Thatcher - The Witch is Dead - Chorus

2013-04-13 56

Thatcher “Death Party” Baroness Thatcher, who led the Conservative government between 1979 and 1990, died of a stroke, aged 87. Her premiership was the expression in Britain of a right-wing shift in international politics aimed at removing any obstacles on the accumulation of private wealth at the expense of the working class.

In little over a decade under her rule, the social gains made by working people in the post-war period were sent into sharp reverse. By the time she left office in 1990, the proportion of wealth controlled by the richest ten percent of the population had doubled. So too had child poverty.

In the following decades, not only has social inequality become more ingrained. The processes she helped set in motion—of rampant and criminal financial speculation—are directly responsible for the global banking crisis of 2008, and the policies of mass austerity being rolled out internationally: more than £150 billion in spending cuts in Britain alone, and counting.

This social misery accounts for the massive security operation being put into place for her funeral next Wednesday, including threats that police may make “pre-emptive arrests” of potential protestors. It is why, even amid the sycophantic coverage of her passing, the media acknowledged Thatcher as a “divisive” figure. What this means is that she was widely despised by working people and remembered with fondness primarily by a much smaller number of the wealthy whom she served so well.

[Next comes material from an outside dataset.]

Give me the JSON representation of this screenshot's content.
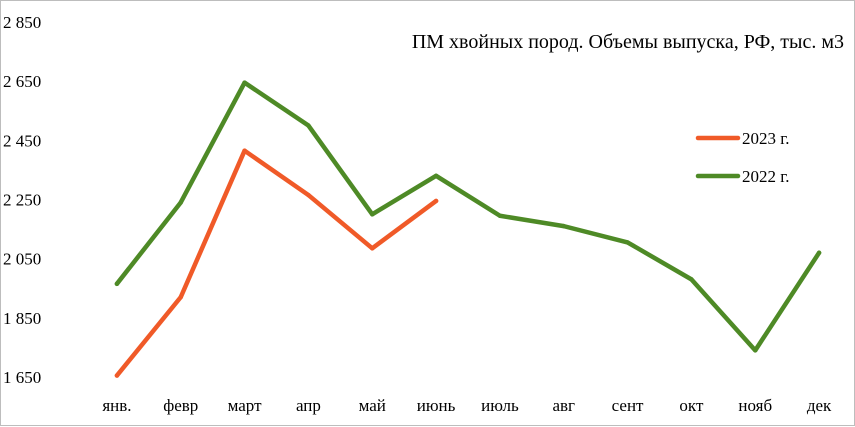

The parliamentary tribute to Thatcher expressed the sentiments of the rich and powerful towards their political mentor. They united to celebrate as a great stateswoman, even a national heroine, the “shopkeeper’s daughter” who “broke the glass ceiling” to become the UK’s first female prime minister.

A hagiographic presentation of Thatcher’s life and political career by Conservative Prime Minister David Cameron was to be expected. He praised her agenda of privatisation and union-busting, making the absurd claim that she had “made Britain great again.”

The Britain of the 1970s had been characterised by the “disease” of industrial militancy and nationalised industries, he said. “Though it seems absurd today, the state had got so big that it owned our airports and airline, the phones in our houses, and trucks on our roads. They even owned a removal company.”

More nauseating still was the glowing tribute paid to Thatcher by Labour leader Ed Miliband.

The leaders of all three official parties—Conservative, Liberal Democrat and Labour—“came of age in the 1980s” and were shaped by her politics For all the portrayals of her as the “Iron Lady”, “Thatcher’s great advantage, which accounted for all her much vaunted victories, was that she only ever confronted enemies that were determined to lose.”